In American Hustle, there is no hero or villain. Rather, Director David O. Russell is doggedly fair; determined to prevent any one character from collapsing into caricature, Russell permits each to both seduce and revolt us. The result is simultaneously baffling and intriguing.
Professional con man Irving Rosenfeld, played by Christian Bale, is a devoted father and subservient husband with an uncomfortably large conscience. Bradley Cooper is Richie DiMaso, a conniving FBI agent with a fear of mediocrity and anonymity. Amy Adams is Sydney Prosser, a sexy, dangerously credible con woman whose deepest desire is to simply “be real.” When Irving first meets Sydney, she is desperate to leave behind her past life as a stripper. Irving’s work as a con man appeals to Sydney as an opportunity for her to don an alternative identity. When DiMaso uncovers Sydney’s secret, she and Irving are forced to assist DiMaso in his grand plan to entrap multiple politicians and catch mobsters.

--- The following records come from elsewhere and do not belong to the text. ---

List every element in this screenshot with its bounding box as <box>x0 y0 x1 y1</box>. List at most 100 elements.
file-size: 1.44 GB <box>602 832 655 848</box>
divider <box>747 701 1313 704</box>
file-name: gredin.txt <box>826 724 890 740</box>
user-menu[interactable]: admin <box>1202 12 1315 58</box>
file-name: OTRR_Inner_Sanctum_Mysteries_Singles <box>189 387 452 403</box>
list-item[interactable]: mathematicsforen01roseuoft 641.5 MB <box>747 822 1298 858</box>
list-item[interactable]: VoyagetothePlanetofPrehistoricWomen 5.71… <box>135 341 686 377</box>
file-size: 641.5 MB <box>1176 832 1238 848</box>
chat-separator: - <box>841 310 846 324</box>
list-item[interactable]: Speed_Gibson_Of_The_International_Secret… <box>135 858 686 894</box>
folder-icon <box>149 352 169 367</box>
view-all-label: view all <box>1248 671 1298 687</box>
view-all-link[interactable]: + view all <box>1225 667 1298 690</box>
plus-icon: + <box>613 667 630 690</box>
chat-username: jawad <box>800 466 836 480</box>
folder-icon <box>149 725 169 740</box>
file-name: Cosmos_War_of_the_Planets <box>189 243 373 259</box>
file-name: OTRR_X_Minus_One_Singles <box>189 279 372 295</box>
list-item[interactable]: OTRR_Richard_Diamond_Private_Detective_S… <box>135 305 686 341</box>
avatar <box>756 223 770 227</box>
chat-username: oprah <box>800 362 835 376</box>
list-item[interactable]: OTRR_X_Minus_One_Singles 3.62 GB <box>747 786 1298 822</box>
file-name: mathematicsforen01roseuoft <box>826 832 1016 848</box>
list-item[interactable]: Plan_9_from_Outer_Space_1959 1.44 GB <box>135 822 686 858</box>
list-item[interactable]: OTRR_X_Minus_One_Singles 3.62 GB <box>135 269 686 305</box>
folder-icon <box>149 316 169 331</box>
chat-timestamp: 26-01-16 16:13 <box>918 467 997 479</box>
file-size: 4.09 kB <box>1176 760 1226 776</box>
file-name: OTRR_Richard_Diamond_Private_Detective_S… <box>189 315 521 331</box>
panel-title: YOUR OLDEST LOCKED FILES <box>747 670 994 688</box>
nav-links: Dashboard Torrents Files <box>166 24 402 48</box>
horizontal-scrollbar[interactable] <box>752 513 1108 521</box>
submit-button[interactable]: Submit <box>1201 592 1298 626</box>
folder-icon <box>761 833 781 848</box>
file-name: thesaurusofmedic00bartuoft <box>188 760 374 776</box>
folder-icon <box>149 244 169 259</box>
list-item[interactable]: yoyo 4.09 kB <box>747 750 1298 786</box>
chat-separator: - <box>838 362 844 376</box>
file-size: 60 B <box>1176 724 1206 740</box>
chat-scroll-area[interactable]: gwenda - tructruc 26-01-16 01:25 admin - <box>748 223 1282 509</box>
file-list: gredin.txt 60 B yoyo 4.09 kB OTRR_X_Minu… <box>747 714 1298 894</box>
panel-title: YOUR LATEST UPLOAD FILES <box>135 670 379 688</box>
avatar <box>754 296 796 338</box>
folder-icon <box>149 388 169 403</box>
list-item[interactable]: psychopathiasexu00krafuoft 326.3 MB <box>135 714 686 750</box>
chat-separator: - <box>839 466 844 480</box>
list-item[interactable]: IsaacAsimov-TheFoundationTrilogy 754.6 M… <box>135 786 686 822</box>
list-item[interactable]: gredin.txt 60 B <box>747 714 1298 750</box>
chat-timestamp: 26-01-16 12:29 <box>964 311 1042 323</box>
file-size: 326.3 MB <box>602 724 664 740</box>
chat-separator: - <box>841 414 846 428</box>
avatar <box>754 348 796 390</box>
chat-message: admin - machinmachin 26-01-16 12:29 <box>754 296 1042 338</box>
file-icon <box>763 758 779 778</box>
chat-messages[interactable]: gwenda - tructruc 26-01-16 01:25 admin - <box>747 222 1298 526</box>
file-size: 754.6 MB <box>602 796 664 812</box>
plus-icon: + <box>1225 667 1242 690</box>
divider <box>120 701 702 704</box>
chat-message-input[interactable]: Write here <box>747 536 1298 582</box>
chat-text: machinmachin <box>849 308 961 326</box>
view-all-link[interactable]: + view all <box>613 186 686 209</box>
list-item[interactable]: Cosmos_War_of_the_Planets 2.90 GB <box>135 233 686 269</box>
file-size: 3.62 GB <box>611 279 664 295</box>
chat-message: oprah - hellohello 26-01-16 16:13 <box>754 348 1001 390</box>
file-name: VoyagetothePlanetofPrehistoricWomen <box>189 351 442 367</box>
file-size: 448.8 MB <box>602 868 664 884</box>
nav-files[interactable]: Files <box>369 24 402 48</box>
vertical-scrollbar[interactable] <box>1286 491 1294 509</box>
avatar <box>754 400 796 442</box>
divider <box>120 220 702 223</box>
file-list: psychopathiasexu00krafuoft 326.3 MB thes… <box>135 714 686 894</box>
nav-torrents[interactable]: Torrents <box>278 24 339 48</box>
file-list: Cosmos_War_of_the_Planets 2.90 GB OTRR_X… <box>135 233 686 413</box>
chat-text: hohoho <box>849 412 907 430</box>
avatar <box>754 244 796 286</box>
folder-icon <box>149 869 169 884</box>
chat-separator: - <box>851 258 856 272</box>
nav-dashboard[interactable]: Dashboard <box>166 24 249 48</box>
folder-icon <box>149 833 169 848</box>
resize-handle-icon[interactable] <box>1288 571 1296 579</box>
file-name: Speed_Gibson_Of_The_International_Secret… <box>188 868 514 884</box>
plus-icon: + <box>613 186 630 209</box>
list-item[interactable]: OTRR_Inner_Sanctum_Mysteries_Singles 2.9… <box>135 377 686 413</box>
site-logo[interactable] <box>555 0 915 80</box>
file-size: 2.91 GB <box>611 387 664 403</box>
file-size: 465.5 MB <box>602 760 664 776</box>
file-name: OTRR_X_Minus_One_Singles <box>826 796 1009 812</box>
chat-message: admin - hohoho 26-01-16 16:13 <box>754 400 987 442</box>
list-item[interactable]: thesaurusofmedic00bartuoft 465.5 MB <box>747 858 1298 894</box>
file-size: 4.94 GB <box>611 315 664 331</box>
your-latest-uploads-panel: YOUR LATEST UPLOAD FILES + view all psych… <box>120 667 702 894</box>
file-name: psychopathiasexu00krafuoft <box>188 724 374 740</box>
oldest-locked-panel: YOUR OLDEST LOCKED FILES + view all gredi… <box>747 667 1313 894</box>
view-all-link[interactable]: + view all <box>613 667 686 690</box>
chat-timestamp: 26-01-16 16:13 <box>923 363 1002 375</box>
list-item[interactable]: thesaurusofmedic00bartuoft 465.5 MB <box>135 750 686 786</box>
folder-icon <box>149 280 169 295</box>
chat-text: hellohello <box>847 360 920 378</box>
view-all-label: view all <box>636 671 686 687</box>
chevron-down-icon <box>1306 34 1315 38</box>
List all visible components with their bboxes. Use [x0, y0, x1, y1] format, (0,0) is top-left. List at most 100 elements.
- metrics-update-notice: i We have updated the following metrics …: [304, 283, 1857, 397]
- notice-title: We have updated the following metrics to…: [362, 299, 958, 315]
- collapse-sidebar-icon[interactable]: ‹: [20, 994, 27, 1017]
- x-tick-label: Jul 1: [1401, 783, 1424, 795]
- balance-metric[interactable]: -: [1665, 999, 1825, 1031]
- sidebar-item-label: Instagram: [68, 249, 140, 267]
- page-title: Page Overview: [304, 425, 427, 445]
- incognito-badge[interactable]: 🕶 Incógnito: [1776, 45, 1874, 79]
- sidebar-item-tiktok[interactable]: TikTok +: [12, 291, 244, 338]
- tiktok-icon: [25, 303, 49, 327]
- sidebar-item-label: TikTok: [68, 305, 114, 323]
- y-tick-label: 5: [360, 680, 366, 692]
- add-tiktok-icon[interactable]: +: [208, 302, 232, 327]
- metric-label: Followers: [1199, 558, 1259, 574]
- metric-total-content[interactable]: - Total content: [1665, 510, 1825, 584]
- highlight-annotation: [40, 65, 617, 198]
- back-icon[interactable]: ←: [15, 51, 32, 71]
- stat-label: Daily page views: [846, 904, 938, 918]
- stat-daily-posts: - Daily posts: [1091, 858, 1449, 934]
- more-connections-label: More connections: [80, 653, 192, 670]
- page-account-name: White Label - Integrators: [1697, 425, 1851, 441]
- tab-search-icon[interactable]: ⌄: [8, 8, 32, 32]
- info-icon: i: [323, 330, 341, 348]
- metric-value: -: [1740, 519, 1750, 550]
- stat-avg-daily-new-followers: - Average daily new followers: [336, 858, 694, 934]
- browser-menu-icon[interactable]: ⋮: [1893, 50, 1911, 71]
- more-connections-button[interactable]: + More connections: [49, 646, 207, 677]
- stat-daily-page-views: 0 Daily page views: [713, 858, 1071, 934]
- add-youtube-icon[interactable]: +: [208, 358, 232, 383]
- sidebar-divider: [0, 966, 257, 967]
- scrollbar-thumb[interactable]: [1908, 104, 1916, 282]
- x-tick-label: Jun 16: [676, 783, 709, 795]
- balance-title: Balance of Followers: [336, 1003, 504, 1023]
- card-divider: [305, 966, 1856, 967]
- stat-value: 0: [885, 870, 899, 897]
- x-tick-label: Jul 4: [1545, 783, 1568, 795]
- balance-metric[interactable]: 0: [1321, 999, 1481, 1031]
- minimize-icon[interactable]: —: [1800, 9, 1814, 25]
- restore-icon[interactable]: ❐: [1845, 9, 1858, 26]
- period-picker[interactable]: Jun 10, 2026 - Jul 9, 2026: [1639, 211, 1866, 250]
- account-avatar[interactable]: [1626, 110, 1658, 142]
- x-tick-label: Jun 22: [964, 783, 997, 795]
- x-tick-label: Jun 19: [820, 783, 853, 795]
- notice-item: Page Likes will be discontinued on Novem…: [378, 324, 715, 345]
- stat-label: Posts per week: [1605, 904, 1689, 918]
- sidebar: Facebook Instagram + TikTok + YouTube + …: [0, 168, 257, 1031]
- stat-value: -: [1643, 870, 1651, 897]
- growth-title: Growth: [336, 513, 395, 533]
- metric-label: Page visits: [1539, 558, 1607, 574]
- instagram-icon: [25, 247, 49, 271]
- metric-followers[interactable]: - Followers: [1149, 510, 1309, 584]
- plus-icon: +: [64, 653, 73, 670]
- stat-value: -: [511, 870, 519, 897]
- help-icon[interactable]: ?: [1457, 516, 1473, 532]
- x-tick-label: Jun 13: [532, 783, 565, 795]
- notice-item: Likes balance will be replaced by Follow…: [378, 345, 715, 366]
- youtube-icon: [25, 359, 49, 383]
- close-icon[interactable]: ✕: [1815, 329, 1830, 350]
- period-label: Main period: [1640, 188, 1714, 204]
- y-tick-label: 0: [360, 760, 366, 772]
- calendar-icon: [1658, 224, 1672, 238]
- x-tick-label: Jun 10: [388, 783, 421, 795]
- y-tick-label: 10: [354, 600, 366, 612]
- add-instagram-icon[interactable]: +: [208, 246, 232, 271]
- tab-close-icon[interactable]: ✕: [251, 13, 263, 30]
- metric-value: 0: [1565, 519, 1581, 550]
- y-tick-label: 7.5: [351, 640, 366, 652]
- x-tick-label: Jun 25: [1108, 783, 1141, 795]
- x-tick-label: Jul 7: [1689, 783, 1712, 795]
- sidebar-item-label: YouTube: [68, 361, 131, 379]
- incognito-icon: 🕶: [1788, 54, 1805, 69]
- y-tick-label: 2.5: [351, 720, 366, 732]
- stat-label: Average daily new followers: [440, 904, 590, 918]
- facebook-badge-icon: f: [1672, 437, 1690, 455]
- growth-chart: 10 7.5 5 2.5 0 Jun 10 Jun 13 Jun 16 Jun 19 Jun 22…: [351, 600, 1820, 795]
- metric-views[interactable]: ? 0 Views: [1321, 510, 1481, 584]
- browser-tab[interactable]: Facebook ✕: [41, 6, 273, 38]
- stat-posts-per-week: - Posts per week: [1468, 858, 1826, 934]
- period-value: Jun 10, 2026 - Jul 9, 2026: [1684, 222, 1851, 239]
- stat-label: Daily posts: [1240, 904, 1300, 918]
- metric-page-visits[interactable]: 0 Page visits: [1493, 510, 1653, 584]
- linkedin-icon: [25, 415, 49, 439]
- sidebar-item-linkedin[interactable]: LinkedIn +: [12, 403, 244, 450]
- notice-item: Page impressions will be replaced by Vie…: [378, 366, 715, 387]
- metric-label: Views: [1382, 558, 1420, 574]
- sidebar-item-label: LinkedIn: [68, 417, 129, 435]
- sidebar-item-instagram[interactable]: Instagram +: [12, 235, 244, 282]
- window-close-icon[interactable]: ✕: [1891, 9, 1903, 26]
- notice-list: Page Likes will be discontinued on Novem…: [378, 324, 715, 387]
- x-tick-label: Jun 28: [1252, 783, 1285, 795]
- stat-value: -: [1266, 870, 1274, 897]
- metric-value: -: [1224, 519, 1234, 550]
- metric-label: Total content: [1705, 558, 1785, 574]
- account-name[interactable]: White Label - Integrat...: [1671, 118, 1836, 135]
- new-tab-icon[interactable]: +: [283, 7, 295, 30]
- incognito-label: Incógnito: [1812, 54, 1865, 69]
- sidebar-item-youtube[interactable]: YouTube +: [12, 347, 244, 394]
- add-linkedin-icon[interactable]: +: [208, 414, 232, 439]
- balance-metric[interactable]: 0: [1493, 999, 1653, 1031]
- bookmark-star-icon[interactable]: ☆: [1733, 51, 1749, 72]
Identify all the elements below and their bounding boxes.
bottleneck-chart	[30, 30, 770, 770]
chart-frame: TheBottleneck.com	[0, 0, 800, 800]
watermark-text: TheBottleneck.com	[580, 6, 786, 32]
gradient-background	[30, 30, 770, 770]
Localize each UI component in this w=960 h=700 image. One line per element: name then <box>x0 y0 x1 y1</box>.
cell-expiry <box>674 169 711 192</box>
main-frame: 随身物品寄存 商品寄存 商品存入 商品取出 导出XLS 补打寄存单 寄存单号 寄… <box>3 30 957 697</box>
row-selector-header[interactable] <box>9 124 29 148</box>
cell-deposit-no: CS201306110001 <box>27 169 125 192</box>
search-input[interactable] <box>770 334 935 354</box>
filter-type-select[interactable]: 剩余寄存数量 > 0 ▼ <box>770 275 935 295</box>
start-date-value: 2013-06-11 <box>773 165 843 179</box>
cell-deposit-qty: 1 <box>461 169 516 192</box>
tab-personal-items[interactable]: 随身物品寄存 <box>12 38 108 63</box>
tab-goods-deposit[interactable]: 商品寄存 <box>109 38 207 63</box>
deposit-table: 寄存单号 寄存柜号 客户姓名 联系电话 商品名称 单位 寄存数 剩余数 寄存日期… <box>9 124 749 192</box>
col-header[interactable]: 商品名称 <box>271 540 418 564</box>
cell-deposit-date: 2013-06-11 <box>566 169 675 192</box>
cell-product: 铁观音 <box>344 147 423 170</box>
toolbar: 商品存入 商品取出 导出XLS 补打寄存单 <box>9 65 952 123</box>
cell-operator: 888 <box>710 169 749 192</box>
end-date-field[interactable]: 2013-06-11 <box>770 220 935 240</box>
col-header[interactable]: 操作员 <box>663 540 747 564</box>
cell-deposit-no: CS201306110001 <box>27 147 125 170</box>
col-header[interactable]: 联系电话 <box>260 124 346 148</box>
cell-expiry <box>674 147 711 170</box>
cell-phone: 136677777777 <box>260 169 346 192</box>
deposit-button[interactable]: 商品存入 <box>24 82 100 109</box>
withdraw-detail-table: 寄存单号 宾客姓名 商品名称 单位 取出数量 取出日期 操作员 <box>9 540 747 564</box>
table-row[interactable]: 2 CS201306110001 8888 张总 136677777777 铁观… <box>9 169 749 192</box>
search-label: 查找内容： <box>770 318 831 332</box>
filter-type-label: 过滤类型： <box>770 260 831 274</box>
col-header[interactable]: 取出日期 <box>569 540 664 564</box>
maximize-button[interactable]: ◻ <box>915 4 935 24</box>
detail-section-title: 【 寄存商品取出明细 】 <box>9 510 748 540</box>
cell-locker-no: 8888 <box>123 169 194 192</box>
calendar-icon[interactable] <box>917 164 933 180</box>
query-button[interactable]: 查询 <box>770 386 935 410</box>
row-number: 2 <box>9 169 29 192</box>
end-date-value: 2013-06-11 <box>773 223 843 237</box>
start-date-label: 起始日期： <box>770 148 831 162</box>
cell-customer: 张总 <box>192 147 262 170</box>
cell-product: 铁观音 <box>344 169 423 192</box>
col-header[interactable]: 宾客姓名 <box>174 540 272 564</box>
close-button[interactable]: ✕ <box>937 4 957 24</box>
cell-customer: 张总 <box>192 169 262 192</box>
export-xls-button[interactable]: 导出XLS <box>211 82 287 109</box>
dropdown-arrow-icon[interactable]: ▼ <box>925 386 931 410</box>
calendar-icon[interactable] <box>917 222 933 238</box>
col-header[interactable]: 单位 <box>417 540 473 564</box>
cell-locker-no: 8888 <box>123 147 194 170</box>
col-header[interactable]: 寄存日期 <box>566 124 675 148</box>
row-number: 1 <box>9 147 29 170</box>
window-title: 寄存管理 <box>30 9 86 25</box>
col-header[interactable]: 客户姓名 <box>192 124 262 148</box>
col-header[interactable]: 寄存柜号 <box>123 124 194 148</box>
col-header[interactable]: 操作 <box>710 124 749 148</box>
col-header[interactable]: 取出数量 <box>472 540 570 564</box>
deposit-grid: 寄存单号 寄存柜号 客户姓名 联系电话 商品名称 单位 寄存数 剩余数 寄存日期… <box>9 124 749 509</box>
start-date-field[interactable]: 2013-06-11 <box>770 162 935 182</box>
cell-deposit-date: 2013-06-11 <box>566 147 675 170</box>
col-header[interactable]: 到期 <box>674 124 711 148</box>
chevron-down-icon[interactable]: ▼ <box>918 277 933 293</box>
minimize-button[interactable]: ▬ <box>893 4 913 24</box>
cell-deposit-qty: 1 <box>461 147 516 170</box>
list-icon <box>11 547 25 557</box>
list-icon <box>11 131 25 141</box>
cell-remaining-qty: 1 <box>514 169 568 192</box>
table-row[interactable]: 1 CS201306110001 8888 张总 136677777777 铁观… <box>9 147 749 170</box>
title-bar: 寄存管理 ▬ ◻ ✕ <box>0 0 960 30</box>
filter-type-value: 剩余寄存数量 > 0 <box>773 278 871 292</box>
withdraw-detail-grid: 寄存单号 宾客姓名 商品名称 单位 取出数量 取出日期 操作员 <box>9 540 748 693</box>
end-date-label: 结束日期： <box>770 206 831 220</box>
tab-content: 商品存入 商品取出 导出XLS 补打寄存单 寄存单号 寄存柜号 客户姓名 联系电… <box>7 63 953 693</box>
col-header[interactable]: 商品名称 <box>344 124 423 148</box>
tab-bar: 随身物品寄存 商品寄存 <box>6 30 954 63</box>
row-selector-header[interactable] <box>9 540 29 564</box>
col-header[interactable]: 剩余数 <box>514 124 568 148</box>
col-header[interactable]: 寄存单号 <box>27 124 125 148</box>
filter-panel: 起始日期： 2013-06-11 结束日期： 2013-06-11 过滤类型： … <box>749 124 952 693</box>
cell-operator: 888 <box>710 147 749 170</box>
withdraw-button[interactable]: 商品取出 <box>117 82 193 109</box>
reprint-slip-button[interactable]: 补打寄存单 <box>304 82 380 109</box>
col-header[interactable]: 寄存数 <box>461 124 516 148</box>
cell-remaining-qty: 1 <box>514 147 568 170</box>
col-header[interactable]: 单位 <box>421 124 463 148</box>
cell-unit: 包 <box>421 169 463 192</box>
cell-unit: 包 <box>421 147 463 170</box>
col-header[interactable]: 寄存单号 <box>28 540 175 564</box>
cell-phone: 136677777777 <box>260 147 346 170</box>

Under Russell’s direction, what could seem like inconsistencies in the characters come across instead as nuances, a feat that is impressive enough to redeem and even enchant the otherwise clunky plot of this Oscar favorite. Russell is also uninterested in simply drafting two opposing armies of characters. Instead, the primary conflict at hand is not between people but between two forces: change and stasis. Characters in American Hustle defend both—Irving’s wife Rosalyn at one point says, “I don’t like change. Sometimes I think I’ll die before I change,” while Sydney wishes to leave all remnants of her former life behind. From American Hustle’s very first scene, in which we are unfortunately privy to the elaborate process of styling Irving’s comb-over, characters either consciously or subconsciously resist change. But Russell tells us: don’t resist the American hustle; sit back and enjoy the ride.